Jakarta, gatra.net - Direktur Jenderal Perikanan Budidaya, Kementerian Kelautan dan Perikanan, Slamet Soebijakto mengatakan, budidaya lobster sebenarnya sudah lama dilakukan di Indonesia dan teknologinya sudah mumpuni.
"Hanya mungkin belum secara masif ya. Biasanya budi daya lobster ini bersamaan dengan budi daya ikan-ikan laut yang lain," tuturnya kepada awak media di kantornya, Jakarta, Rabu (18/12).
Slamet mengatakan, harga pakan menjadi kendala bagi pengembangan budidaya lobster yang berbasis ikan. Oleh karena itu, pihaknya tengah mengembangkan pakan dari pelet yang akan diproduksi secara massal sesuai kebutuhan gizi lobster.
"Pelet juga sumber, bahan bakunya juga bukan dari ikan. Ini dari nabati yg kita harapan, ini akan jadi kajian terus," jelasnya.
Ketua Shrimp Club Indonesia, Iwan Sutanto mengatakan stok lobster yang melimpah di Indonesia membuat budidayanya belum banyak diminati. Iwan menuturkan, perairan lepas Pantai Barat Sumatera, Pantai Selatan Jawa, dan Pantai Selatan Sumbawa kaya akan lobster.

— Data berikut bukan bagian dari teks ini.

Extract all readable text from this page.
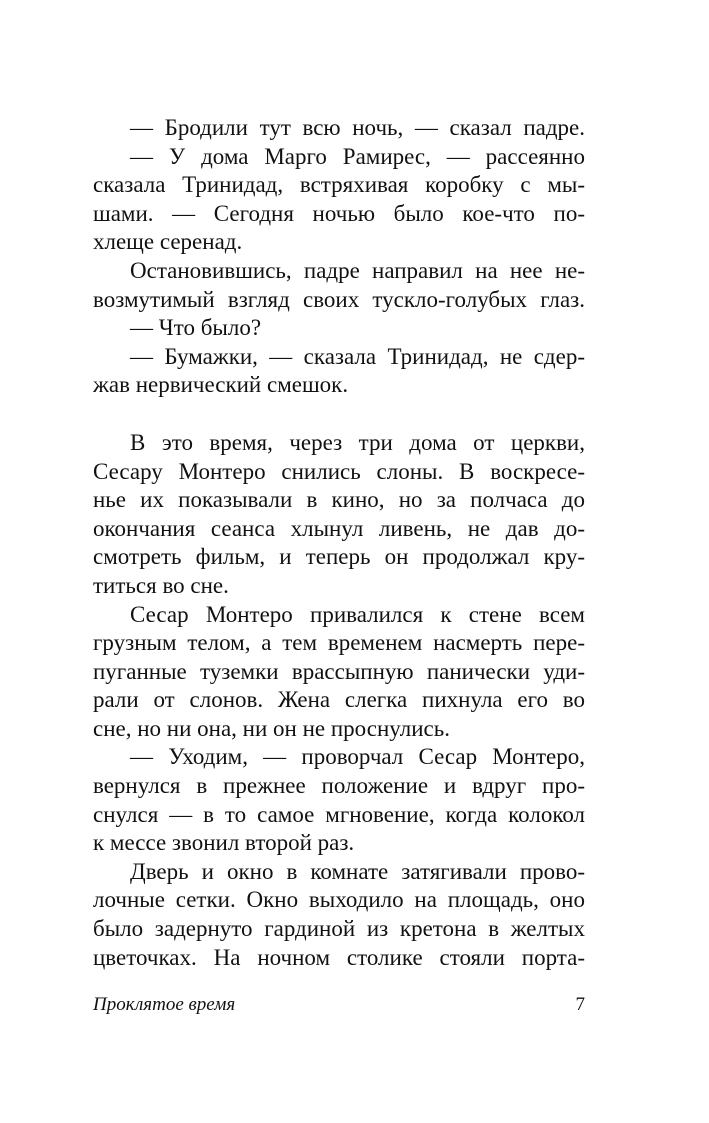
— Бродили тут всю ночь, — сказал падре.
— У дома Марго Рамирес, — рассеянно
сказала Тринидад, встряхивая коробку с мы-
шами. — Сегодня ночью было кое-что по-
хлеще серенад.
Остановившись, падре направил на нее не-
возмутимый взгляд своих тускло-голубых глаз.
— Что было?
— Бумажки, — сказала Тринидад, не сдер-
жав нервический смешок.
В это время, через три дома от церкви,
Сесару Монтеро снились слоны. В воскресе-
нье их показывали в кино, но за полчаса до
окончания сеанса хлынул ливень, не дав до-
смотреть фильм, и теперь он продолжал кру-
титься во сне.
Сесар Монтеро привалился к стене всем
грузным телом, а тем временем насмерть пере-
пуганные туземки врассыпную панически уди-
рали от слонов. Жена слегка пихнула его во
сне, но ни она, ни он не проснулись.
— Уходим, — проворчал Сесар Монтеро,
вернулся в прежнее положение и вдруг про-
снулся — в то самое мгновение, когда колокол
к мессе звонил второй раз.
Дверь и окно в комнате затягивали прово-
лочные сетки. Окно выходило на площадь, оно
было задернуто гардиной из кретона в желтых
цветочках. На ночном столике стояли порта-
Проклятое время	7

"Enggak ada interest mereka. Ambil aja masih ada. Bahkan pilih yang kecil-kecil itu. Yang tanggung hanya koleksi, dikumpulin, jadi deh," ucapnya.
Lanjutnya, keengganan nelayan untuk membudidayakan lobster karena harganya di tingkat nelayan masih rendah. "Kenapa nelayan belum tergerak? Karena di laut banyak. Di bengkulu satu lobster Rp9 ribu untuk konsumsi. Di sumbawa gak ada harganya lagi," tuturnya.
Iwan berpendapat pengusaha juga banyak yang tidak tertarik dengan budidaya lobster. Hal ini karena model kerambanya baru bisa dikembangkan dalam skala kecil, sehingga lebih sesuai bagi nelayan.
"Bukan mainannya pengusaha? Kenapa? Kermabanya bolong, (lobster) mati. Kita nggak tahu caranya," bebernya.
Iwan menegaskan budidaya lobster akan menarik apabila harganya menarik dan kontinuitas produksinya terjaga.